[Python-3000] PEP 3138- String representation in Python 3000

Sun May 18 05:05:59 CEST 2008

Greg Ewing writes:

 > So it already needs some application-specific notion of
 > what constitutes a probable compression method built
 > into it, and if that list is to be extensible, it needs
 > an application-specific registry to manage it. Once
 > you've got that, the general codec registry doesn't
 > help you much.

Excuse me?  The codec-and-transform registry tells whether the codec
or transform is available in this Python; that's all it is supposed to
do.  Even if you do need an application-specific registry of
compressors, some Python-level registry is required to determine
whether a desired one is actually available and where it lives.

True, this could be done through the usual module mechanisms, but that
won't require any less coding than using the usual codec mechanism.
And I find Nick's rationale for a flat namespace of strings quite
convincing given that it won't cost any more.
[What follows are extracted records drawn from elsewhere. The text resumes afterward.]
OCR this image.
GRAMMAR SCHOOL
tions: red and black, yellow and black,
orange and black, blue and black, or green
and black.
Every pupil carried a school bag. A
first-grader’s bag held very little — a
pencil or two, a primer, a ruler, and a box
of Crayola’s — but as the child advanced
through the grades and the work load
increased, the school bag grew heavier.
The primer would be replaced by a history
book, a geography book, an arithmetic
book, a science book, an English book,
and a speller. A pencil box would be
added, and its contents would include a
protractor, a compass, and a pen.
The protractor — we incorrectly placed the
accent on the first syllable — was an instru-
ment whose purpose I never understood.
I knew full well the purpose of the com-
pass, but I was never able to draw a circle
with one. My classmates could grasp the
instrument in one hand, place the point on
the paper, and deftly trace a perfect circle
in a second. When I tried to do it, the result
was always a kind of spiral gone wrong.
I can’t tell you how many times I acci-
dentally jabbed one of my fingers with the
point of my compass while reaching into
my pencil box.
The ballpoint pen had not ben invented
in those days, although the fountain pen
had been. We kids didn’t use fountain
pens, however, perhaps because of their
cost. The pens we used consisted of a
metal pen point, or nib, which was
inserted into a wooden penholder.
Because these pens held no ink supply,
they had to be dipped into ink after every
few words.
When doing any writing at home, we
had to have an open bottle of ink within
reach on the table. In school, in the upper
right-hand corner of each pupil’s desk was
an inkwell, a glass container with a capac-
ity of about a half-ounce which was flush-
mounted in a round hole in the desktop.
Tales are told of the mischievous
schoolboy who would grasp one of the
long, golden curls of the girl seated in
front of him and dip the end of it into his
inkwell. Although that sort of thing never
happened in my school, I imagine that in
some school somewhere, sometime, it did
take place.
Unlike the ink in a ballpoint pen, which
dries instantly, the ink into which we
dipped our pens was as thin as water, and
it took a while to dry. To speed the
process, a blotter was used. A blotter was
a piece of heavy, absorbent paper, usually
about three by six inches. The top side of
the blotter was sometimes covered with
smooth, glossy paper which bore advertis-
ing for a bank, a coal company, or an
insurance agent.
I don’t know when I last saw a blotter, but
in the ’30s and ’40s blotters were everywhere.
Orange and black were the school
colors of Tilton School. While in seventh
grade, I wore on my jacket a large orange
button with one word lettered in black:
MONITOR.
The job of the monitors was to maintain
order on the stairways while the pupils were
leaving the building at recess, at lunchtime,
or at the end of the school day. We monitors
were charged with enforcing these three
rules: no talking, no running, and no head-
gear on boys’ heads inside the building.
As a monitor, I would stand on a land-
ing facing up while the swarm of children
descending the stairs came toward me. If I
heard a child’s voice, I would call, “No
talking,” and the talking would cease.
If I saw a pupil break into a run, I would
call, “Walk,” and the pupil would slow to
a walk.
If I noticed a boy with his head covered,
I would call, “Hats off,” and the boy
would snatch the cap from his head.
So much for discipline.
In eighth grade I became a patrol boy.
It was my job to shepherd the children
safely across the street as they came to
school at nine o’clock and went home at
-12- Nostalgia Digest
I also suspect that it may make sense to allow various "standard
deobfuscations" of codec names as in glibc (whose version of iconv
considers "utf8", "UTF-8", and "Utf_8" to be equivalent names for
"Unicode UTF-8" according to rules which canonicalize case and strip
punctuation), as well as aliasing.  (These aren't strong reasons for
using a flat string registry, but they come more or less for free if
we do use it.)